The plan draft for a large site on the western shore of Hernesaari in Southern Helsinki was designed during an internship at Helsinki City Planning Department in 2014. The site consists of two plots for new development and an annex for the historical Ford building, a car assembly building from the 1940s. Topographically the site is neutral, as the shoreline is a result of backfill on former seabed around a small group of rocky islands. In terms of urban and natural landscapes, however, the site is extraordinary: long panoramas to the archipelago vis-à-vis the urban quality of Merisatamanranta and Länsisatama.
Increasing passenger volumes at Hernesaari cruise harbour and at West Harbour reframe Hernesaari development as an important gateway to Helsinki. For cruise passengers, the site in question offers the first impression of the city, while for those returning home the cityscape is a gesture of welcoming back.

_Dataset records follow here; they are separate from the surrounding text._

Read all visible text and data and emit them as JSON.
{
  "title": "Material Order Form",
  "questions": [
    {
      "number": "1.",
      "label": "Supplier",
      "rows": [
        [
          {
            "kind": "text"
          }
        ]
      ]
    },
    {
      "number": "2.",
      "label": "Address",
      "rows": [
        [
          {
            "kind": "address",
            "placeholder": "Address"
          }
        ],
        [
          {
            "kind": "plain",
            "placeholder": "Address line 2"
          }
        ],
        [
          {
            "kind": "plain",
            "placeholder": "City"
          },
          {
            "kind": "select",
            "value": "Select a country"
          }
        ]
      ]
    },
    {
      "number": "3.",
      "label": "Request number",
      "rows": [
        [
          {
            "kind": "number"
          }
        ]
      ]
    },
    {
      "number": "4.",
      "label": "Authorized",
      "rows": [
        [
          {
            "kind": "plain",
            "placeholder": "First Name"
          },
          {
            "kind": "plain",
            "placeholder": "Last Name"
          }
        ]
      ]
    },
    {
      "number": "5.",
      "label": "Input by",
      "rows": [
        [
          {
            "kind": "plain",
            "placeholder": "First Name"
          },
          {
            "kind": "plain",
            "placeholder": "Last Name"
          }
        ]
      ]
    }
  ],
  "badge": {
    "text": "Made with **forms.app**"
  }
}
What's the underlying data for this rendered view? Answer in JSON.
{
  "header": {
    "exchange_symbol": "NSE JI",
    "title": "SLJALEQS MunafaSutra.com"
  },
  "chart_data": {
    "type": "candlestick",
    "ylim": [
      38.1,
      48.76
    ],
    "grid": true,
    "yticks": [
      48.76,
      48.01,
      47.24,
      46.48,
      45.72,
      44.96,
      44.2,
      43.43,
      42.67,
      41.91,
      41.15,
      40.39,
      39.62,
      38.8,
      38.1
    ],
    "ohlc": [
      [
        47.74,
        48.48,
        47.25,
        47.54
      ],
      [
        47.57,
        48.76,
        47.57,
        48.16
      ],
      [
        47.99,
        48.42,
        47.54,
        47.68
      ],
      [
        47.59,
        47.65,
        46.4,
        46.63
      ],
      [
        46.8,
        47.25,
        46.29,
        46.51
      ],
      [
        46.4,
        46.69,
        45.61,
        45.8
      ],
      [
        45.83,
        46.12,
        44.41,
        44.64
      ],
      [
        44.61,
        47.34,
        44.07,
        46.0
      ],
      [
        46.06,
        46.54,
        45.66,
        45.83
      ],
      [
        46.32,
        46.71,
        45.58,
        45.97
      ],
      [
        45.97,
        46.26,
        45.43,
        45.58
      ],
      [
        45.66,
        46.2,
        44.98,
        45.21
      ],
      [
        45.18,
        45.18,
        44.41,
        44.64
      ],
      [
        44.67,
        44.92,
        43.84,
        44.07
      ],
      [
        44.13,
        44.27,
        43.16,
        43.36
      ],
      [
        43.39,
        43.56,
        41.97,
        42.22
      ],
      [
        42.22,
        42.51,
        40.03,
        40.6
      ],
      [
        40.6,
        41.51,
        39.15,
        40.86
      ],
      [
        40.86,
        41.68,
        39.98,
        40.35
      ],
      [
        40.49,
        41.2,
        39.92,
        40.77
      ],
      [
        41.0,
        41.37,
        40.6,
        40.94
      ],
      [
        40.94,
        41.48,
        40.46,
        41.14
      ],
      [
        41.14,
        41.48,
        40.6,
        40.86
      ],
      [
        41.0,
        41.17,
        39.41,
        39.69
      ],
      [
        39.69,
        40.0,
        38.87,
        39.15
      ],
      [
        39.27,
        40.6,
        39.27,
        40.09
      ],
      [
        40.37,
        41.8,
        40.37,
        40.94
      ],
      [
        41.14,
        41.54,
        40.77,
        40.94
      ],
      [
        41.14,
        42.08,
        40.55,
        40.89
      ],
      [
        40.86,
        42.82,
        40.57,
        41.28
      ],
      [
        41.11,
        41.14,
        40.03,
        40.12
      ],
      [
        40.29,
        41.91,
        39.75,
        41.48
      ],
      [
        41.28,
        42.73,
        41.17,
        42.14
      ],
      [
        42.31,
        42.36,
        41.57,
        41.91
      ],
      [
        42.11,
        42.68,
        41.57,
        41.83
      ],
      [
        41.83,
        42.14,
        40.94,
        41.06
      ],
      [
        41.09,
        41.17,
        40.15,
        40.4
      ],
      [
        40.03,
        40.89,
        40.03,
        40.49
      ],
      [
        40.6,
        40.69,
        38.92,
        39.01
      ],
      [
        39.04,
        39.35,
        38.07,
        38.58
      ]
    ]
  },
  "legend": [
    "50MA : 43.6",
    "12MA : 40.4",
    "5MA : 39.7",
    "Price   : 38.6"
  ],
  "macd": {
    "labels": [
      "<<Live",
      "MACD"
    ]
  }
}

The industrial past of Hernesaari, visible today in the converted Ford building and the grain silos, will remain as part of the future development. The old industrial shoreline of Helsinki is in the process of disappearing, leaving its traces in the new neighborhoods currently under development; Jätkäsaari and Kalasatama. In Hernesaari, the combination of the architectural urban context, future inhabitants, and the shipyards and harbour is a complex framework. The cruise harbour and the enormous ships visiting in Summer months will remain a memorable part of Hernesaari brand, landscape and experience.
As Jätkäsaari neighborhood and the new passenger terminal are completed on the opposite shore, they provide the site with a uniquely dynamic urban facade. Additionally, the seasonality of cruise shipping and the marina of NJK in Hernesaari create seasonal variation to the perception and activity of the shoreline on their own part.
These factors form an essential framework to the proposal. The aim is to create interesting interfaces between public and private, restricted and accessible, small and large scale. Noise and the closed-off character of the harbour area as well as the strong sea winds, place special demands on the planning. These opportunities to react spatially and programmatically to challenges of the site have been used to formulate the plan for future Hernesaari. A lively street level is a necessity in urban surroundings, and the apartments facing the main street Laivakatu (and thus the site) require sensitivity from the building volumes and facades of the future development. The aim has been to design a plan expressing an original character, taking advantage of the extraordinarily large scale, while simultaneously stimulating people to walk and experience the area by designing a spatially diverse plan. Programmatic factors, like a sports and fitness center as presented in the plan, require large building volumes that rarely come by in a dense urban fabric unless they are planned on purpose.
The maritime site creates variance to the dense scale of central Helsinki, and the diverse building program proposed further aims at addressing different user groups and demographics by offering places of connection and interaction, of residents and visitors, and of maritime nature and the urban city.